Pneumonia is treated with antibiotics, but there is antibiotic resistance.
"It is unlikely to eradicate it with the methods presently used," said Stuart, who has been at the university since 1979 and has five patents on novel technology. But her research offers hope. She is working on a molecule that is a possible candidate for a vaccine.
The challenge is that research funding is becoming harder to come by. "It's not easy. federal government funding has decreased," said Stuart, who has published in leading scientific journals and present papers at conferences.
Another issue is that the people in the study and review process have a vested interest. "You need to prove the worth."
Stuart said she thinks the fear of competition or the challenge "to what they have been working on" creates a barrier to funding.
"People in science are not open to new ideas or thinking out of the box," she said. For example, one scientist in her field said chlamydia in blood cells "is nonsense ... it couldn't be."
However, her research shows it is. She has found that normal people carry chlamydia-infected cells in their blood in 25 percent of 450 samples. She received the blood samples through a collaborative effort with the Baystate Medical Center.
Another paper detailed research on pediatric asthma patients, which found enhanced chlamydia cells in the bronchial system. She said she tried to get funding to continue that project, but no one was interested.
"People don't look outside the box. If they do, they do it on their own dime."
The competition for grant funds is intense and research associated with big-name universities has a cachet.
"Once people move up the power echelon they are very concerned with competition or become closed minded.
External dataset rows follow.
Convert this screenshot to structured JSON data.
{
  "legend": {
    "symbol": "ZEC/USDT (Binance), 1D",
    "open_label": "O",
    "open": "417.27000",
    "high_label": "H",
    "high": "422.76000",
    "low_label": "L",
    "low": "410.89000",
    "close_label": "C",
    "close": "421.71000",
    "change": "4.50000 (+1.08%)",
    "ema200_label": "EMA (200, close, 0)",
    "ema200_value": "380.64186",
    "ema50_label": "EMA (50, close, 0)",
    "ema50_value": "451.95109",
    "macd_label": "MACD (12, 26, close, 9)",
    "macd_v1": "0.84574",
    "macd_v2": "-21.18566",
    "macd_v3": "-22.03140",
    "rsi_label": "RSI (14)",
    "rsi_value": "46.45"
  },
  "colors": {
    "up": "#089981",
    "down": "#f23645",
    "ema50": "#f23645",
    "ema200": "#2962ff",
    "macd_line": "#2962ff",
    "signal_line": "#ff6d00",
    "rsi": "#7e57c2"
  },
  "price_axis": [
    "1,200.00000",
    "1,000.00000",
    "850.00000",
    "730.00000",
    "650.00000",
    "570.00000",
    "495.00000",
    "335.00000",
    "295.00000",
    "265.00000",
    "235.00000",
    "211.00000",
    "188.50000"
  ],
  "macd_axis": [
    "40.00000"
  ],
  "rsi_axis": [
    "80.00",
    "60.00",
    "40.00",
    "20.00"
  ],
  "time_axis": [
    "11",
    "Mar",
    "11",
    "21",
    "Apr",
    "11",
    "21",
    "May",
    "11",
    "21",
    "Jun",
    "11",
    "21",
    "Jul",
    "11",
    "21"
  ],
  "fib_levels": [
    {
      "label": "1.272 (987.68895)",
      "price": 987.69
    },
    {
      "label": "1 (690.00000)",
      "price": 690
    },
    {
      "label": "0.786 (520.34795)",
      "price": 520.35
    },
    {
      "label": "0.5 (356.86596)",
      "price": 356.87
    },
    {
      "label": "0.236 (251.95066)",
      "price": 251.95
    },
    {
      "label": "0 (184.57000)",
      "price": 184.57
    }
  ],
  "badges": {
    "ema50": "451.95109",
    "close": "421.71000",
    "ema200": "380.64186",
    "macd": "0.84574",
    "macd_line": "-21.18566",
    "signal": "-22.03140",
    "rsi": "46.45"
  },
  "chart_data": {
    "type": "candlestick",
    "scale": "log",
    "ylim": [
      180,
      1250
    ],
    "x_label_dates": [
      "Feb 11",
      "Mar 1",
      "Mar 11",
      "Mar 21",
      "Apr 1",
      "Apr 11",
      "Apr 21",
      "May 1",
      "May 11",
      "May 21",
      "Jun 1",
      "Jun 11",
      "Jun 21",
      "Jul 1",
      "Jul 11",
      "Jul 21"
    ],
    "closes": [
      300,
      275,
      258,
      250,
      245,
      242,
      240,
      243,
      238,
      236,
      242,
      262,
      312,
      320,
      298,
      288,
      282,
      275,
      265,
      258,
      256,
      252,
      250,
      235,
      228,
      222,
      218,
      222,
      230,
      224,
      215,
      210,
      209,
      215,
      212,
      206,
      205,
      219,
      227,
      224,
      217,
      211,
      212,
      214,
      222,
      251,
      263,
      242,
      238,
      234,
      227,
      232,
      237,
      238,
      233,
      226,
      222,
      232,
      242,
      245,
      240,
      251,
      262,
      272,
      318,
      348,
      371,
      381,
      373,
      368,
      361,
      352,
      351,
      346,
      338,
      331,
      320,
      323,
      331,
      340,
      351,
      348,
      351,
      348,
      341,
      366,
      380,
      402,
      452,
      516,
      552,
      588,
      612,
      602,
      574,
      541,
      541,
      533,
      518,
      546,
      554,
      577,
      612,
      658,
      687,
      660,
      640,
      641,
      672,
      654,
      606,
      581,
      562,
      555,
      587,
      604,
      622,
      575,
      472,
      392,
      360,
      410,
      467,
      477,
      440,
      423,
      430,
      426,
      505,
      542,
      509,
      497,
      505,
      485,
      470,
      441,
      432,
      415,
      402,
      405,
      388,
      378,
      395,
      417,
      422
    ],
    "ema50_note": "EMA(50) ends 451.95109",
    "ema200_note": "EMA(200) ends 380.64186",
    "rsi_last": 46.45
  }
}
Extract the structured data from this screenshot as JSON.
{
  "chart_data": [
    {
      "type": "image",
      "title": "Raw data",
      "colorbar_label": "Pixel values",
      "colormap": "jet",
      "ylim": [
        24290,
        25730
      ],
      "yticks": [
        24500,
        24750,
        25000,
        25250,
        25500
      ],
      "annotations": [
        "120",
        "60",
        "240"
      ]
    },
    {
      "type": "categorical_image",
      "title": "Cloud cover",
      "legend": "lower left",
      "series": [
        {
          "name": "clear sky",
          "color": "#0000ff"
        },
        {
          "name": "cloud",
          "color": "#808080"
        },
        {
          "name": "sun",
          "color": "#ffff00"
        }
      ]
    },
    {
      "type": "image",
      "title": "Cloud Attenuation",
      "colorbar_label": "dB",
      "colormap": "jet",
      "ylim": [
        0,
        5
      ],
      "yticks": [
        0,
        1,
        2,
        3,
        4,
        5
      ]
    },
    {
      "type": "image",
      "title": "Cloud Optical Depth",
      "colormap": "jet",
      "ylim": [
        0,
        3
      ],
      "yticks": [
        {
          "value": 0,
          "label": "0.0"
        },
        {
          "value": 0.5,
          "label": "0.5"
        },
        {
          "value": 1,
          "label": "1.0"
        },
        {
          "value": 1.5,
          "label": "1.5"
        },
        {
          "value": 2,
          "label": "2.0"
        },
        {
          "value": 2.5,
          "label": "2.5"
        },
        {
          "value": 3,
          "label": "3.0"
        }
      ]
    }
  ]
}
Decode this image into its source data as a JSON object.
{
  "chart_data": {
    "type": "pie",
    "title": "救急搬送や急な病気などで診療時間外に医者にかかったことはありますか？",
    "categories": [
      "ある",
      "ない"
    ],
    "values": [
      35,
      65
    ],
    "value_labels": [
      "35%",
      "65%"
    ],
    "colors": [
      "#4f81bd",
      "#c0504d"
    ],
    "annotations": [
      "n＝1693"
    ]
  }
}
If I look for chlamydia cells in blood, it would never get funded," said Stuart, recently named a woman of distinction by the Girl Scout of Montachusett Council.
She gave examples of other researchers who had difficulty with funding or acceptance but persisted and have made a difference.
For example, the thinking was that it was a quirk that females heal faster from traumatic head injuries. And no one wasted time doing any study. Finally after 40 years of data it's true, a female hormone is efficacious and offers major healing of neural tissue, she said.